Everything You See Is a Computational Process, If You Know How to Look
๐ Abstract
The article explores the author's personal perspective on how they perceive and experience computation, drawing parallels between the abstract nature of programming and the way the world can be viewed through a computational lens. It discusses the author's innate sense of a "machine at work" in various phenomena, from coin flips to language translation, and how this computational mindset has shaped their research career.
๐ Q&A
[01] The author's perspective on computation
1. What is the author's view on the nature of computation?
- The author feels that computation is not just static code, but rather the embodiment of a living, humming creature that follows their instructions.
- The author can "feel the machine" even before touching a computer, and experiences the computational process as a metaphorical machine updating variables, looping, branching, and searching.
- The author sees computation as a way to understand and formalize various phenomena, from seemingly random events like coin flips to complex processes like language translation.
2. How does the author's computational perspective shape their view of the world?
- The author believes that once you start thinking about computation, you start to see it everywhere, such as in the routing process of mailing a letter.
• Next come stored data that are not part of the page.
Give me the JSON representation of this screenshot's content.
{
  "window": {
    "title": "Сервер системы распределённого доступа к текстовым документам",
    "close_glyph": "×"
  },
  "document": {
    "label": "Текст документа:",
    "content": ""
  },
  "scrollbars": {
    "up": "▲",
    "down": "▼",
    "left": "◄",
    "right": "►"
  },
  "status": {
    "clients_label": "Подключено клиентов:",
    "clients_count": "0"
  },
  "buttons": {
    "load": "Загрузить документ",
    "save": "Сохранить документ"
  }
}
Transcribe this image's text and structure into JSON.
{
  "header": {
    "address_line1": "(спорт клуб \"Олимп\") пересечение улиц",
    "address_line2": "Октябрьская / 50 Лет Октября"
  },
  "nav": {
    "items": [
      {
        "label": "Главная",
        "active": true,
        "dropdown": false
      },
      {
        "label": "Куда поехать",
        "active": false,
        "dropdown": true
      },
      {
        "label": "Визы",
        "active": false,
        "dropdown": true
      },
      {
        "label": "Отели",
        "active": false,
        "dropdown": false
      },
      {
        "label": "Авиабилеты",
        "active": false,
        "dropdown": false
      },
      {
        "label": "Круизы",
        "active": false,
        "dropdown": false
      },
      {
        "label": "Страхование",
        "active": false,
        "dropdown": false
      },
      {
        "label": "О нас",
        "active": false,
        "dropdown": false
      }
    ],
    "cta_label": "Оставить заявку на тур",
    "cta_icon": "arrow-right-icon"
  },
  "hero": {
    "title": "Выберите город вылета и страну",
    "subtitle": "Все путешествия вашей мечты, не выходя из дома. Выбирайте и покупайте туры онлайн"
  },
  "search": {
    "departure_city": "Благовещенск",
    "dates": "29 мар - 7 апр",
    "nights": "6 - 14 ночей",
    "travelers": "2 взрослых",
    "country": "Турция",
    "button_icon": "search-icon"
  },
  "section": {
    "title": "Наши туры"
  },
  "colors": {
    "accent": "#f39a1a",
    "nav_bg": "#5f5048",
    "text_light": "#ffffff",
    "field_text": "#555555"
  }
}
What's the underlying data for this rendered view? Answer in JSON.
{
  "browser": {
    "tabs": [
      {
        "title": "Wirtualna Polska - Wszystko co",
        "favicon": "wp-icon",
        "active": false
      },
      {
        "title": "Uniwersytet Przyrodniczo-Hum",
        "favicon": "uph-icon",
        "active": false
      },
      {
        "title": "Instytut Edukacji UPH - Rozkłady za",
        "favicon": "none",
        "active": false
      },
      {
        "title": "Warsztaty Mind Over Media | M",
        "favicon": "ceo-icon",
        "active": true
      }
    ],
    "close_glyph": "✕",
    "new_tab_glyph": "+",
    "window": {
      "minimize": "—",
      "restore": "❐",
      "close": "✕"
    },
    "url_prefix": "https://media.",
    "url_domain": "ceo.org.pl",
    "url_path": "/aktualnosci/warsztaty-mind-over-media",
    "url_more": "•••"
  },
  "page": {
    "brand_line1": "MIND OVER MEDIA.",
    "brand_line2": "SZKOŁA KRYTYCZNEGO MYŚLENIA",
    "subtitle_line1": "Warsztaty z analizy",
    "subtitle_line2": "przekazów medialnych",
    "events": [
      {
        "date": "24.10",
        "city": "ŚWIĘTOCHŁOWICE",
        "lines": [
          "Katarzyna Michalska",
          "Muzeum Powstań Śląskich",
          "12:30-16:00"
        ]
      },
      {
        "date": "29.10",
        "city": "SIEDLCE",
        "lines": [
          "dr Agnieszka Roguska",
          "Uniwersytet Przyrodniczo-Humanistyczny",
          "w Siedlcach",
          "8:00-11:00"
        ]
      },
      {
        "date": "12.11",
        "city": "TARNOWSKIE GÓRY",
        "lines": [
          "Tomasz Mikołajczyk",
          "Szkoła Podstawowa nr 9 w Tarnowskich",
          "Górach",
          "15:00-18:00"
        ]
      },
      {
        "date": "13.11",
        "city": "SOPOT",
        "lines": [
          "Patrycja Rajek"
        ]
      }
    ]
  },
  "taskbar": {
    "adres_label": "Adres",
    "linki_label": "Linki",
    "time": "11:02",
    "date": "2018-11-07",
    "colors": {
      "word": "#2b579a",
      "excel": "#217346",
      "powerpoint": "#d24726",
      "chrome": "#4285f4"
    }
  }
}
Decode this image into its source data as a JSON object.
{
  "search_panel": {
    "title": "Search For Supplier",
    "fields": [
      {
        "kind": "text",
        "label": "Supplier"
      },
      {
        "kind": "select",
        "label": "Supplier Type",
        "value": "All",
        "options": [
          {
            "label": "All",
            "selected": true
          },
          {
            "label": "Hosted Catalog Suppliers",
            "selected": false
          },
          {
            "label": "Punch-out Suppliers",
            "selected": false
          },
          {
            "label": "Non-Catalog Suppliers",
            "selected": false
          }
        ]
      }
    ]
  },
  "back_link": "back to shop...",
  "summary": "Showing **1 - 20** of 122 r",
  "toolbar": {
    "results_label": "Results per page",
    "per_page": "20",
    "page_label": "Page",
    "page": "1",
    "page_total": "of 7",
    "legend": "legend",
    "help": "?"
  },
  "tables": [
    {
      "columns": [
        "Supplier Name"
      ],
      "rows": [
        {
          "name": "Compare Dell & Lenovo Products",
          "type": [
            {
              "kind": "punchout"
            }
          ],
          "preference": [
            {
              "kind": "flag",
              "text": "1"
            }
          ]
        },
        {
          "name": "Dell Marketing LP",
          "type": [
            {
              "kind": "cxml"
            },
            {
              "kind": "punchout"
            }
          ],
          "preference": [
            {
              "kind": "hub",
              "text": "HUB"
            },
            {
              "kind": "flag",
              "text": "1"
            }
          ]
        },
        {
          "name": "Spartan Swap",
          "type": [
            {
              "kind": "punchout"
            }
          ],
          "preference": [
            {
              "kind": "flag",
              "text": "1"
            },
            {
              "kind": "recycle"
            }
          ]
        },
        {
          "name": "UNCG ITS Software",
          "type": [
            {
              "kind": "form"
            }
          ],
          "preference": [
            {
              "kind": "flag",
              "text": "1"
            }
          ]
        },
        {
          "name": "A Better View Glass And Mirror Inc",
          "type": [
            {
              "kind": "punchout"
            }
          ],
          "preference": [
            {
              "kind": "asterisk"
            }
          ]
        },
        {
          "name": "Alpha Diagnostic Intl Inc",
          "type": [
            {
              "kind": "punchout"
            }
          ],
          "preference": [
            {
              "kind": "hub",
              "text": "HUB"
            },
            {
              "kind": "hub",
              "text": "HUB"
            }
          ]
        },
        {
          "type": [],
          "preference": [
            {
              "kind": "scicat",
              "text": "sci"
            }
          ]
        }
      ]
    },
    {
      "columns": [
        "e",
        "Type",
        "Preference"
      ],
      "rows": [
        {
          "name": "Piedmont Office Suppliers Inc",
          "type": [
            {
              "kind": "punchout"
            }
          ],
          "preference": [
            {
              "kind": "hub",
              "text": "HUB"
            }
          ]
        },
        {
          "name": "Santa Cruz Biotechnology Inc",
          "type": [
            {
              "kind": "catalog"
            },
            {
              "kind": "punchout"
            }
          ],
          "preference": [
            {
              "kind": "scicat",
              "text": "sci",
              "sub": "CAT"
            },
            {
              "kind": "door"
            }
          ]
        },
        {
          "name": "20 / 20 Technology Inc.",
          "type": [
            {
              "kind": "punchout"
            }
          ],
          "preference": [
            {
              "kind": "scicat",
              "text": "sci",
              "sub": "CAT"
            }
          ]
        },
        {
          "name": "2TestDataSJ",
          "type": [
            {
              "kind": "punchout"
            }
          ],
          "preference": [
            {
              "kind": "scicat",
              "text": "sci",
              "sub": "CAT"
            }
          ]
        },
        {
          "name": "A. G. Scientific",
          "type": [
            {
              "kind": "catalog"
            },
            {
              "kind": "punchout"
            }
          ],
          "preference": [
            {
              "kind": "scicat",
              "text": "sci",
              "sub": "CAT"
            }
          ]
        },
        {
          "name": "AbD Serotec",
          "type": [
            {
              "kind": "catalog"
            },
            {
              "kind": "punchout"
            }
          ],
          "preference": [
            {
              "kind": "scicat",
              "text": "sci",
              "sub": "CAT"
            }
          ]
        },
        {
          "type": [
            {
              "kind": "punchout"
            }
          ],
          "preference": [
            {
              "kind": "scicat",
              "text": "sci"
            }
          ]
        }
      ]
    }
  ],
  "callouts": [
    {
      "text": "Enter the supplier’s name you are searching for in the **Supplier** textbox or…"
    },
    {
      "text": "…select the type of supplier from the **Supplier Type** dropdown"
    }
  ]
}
- The author sees computation as a way to manage the randomness and complexity of the world, drawing parallels between computational processes and concepts like randomness and language.
- The author's computational mindset has allowed them to build a research career around the machines that encompass their understanding of the world.
[02] Randomness and computation
1. How does the author explain the concept of randomness from a computational perspective?
- The author argues that seemingly random events, like coin flips, are actually the result of complex computational processes involving many variables.
- The author cites the work of Avi Wigderson, who formally connected randomness with mathematical functions that are hard to compute, showing that "randomness is just computation we cannot predict."
2. What is the author's view on managing randomness and complexity through computation?
- The author suggests that recent progress in artificial intelligence and machine learning has given us a glimpse into how we can manage randomness and complexity through computation.
- Machine learning models can be trained on large datasets to recover the underlying structure and patterns, allowing them to simulate and generate new "random" samples, such as in language translation.
- The author feels the "weights updating" as machine learning models are trained, and sees this as a way to capture the complex calculations behind various processes.
[03] Language and computation
1. How does the author use language translation as an example of a computational process?
- The author compares the brain of a bilingual translator, like Sophie, to a computational machine that follows a process to convert text from one language to another.
- While Sophie may not understand the entire process, the author argues that it is nevertheless happening, just as a computer-based translation system uses machine learning to predict the probability of the next word in a sequence.
- The author suggests that language itself can be seen as "random" samples from the underlying structure of human language, which can be modeled and simulated through computation.
2. What is the author's perspective on the relationship between language and computation?
- The author believes that the computational perspective allows us to capture the complex calculations behind language-related tasks, such as translation, which go beyond what can be described through linguistic tools alone.
- The author sees the advances in machine learning as a way to manage the randomness and complexity of language, by discovering the underlying structure and patterns that can be used to simulate and generate new language samples.